Um intocável
- Beto Scandiuzzi

- 12 de mar. de 2019
- 3 min de leitura
O Ford negro voava pelas ruas escuras de Chicago. Não havia tempo a perder. O trem sairia em poucos minutos e Al Capone havia planejado embarcar nele seu guarda-livros com destino a Miami. “Ele vai estar neste trem, agarrem-no”, haviam sido as últimas palavras de Malone entes de morrer sobre uma poça de sangue crivado de balas no seu apartamento. Prender o guarda-livros era a única chance de levar Al Capone a julgamento com alguma chance de condenação.
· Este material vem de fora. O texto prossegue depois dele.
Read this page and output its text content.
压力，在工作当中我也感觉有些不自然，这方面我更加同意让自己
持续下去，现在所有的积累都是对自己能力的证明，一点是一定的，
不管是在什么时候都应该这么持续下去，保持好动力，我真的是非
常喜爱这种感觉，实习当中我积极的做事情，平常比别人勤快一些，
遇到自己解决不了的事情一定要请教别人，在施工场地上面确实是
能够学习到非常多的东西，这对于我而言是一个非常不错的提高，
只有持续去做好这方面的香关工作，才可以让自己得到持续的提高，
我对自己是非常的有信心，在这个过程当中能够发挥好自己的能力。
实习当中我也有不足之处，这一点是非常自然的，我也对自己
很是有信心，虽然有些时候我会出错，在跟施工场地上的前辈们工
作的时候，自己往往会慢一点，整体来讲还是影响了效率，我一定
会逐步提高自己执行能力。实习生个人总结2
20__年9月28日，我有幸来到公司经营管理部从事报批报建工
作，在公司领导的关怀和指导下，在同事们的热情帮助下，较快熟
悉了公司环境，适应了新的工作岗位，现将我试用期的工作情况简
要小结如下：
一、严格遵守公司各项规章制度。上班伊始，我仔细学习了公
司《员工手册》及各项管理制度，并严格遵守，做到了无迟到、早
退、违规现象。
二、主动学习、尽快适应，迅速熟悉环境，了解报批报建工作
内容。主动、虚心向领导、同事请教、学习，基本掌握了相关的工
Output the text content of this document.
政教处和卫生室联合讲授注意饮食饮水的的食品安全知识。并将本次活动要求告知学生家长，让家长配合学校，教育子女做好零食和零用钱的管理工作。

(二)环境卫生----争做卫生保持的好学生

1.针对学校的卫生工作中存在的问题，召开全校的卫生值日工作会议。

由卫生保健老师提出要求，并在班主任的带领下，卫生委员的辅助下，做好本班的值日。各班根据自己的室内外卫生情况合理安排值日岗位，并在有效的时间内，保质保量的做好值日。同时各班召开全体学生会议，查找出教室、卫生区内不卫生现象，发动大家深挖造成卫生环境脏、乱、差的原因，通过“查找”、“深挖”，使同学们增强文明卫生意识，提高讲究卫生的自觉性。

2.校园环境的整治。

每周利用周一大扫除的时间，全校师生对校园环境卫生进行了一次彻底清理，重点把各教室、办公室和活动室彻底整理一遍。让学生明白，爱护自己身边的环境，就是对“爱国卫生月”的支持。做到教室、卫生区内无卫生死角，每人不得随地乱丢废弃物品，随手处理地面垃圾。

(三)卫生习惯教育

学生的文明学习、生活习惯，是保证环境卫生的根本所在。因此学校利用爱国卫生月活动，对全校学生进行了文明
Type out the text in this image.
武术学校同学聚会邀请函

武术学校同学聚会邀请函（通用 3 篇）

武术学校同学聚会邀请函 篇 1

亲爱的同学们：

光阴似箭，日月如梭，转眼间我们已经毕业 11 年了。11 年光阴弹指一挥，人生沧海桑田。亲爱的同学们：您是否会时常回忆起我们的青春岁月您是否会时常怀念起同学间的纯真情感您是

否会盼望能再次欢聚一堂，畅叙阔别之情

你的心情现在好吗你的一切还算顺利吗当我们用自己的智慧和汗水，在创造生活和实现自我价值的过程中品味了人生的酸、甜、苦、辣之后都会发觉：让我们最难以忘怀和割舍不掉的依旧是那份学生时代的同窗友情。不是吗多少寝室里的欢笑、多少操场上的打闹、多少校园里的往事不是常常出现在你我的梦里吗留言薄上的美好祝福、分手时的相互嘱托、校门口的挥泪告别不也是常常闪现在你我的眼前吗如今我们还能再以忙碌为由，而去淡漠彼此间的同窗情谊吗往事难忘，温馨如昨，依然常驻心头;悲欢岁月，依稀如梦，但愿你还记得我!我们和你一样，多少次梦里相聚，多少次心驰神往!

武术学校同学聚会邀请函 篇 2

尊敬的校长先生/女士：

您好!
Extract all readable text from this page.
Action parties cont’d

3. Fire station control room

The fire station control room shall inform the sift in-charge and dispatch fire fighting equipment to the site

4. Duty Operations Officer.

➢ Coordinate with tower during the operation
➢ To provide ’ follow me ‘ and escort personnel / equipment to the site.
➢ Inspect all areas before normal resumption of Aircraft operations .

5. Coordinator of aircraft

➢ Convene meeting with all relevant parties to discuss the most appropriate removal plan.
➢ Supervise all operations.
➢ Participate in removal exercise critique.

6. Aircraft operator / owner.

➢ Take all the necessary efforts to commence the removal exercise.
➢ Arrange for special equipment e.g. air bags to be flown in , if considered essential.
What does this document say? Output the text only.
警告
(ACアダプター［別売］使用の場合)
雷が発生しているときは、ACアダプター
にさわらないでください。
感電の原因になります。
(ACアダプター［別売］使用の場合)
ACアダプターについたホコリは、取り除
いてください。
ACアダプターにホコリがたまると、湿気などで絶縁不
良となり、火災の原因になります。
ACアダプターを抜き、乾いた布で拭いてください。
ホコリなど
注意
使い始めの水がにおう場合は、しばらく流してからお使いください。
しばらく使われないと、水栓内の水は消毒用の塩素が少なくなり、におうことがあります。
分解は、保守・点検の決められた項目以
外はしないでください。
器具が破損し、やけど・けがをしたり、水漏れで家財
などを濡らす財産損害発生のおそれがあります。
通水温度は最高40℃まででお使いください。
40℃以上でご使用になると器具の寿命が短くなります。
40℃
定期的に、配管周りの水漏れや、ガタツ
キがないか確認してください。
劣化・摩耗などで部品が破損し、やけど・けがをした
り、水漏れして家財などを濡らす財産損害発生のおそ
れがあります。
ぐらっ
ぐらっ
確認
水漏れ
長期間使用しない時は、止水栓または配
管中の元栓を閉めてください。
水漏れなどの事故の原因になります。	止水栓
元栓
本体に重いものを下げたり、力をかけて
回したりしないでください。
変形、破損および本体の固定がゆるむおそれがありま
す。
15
Não por seus crimes, mas por sonegar os impostos. “Pouco importava”, dizia Vallace antes de morrer baleado no elevador da Central de Polícia.
Entramos pela porta principal do majestoso edifício da Estação União em estilo neoclássico, toda em mármore claro, com um pé-direito altíssimo, que lhe dava mais grandiosidade e imponência, e colunas maciças em estilo romano. Uma abóbada gigante tomava quase todo o hall central e ao fundo uma bandeira americana ocupava a maior parte de uma parede. Encontrava-se quase vazia àquela hora da noite. Apenas dois empregados limpavam o piso. No grande hall central o relógio redondo com fundo branco e ponteiros dourados marcava 11h55. Às 12h05 partiria o trem. Posicionei-me no alto das escadas ao lado da porta. Stone desceu até o hall central, vigiando a entrada sul. Esperamos. Minutos eternos. O silencio era total, às vezes quebrado pelo ruído de algum passageiro apressado que entrava pela porta central em direção às plataformas de embarque.
Meio-dia, no autofalante, uma voz metálica anuncia a saída imediata do trem a Miami. De repente, aparece uma senhora levando seu bebê num carrinho. Tenta subir as escadas em direção à saída. Mas não consegue, tenta tranquilizar o bebê, que chora. Nova tentativa de subir o carrinho. Em vão. Era só o que faltava, penso com meus botões. Por que não a ajudo, pergunto-me. Sim, deveria, mas não quero me distrair. Os bandidos podem chegar a qualquer momento. Prometi a Malone que iria até o final, com Al Capone atrás das grades. Imagens da minha família passam pela minha cabeça, penso no meu filho que acabara de nascer e decido ajudá-la. Estava já por terminar de subir o carrinho, cruzando o último degrau, quando a porta pesada e maciça se abre num golpe seco e entra o guarda-livros, trêmulo, escoltado pelos capangas de Al Capone. Armados até os dentes. Lembrei-me de uma das primeiras lições de Malone: “Dispare rápido, dispare primeiro”. É o que faço. Inicia-se um violento tiroteio, balas voam por todos os lados, o carrinho do bebê me escapa e desce escada abaixo. A pobre mãe se desespera. Tento proteger o bebê, e proteger a mim. E que não escape o guarda-livros. Stone vem em meu auxílio. Quatro bandidos caem fuzilados e o último, desesperado, agarra o guarda-livros como escudo. E ameaça matá-lo com o revólver na garganta se não o deixamos partir, em cinco segundos. E começa a contar:
“Um, ….” e não chega a completar dois, caindo fuzilado com o crânio partido por um tiro certeiro de Stone. O guarda-livros estava em nossas mãos. Iniciava-se o fim de Al Capone. O bem havia triunfado sobre o mal.
Subo vagarosamente as escadas gastadas da estação e olho para trás a tempo de ver ainda o velho relógio com ponteiros dourados. Por uns minutos me senti Eliot Ness. Um intocável.
Chicago, junho 2008
PS: Union Station, construída em 1924, é a principal estação de trem de Chicago e uma das mais lindas do mundo. Palco de uma cena antológica do filme Os Intocáveis, de Brian De Palma.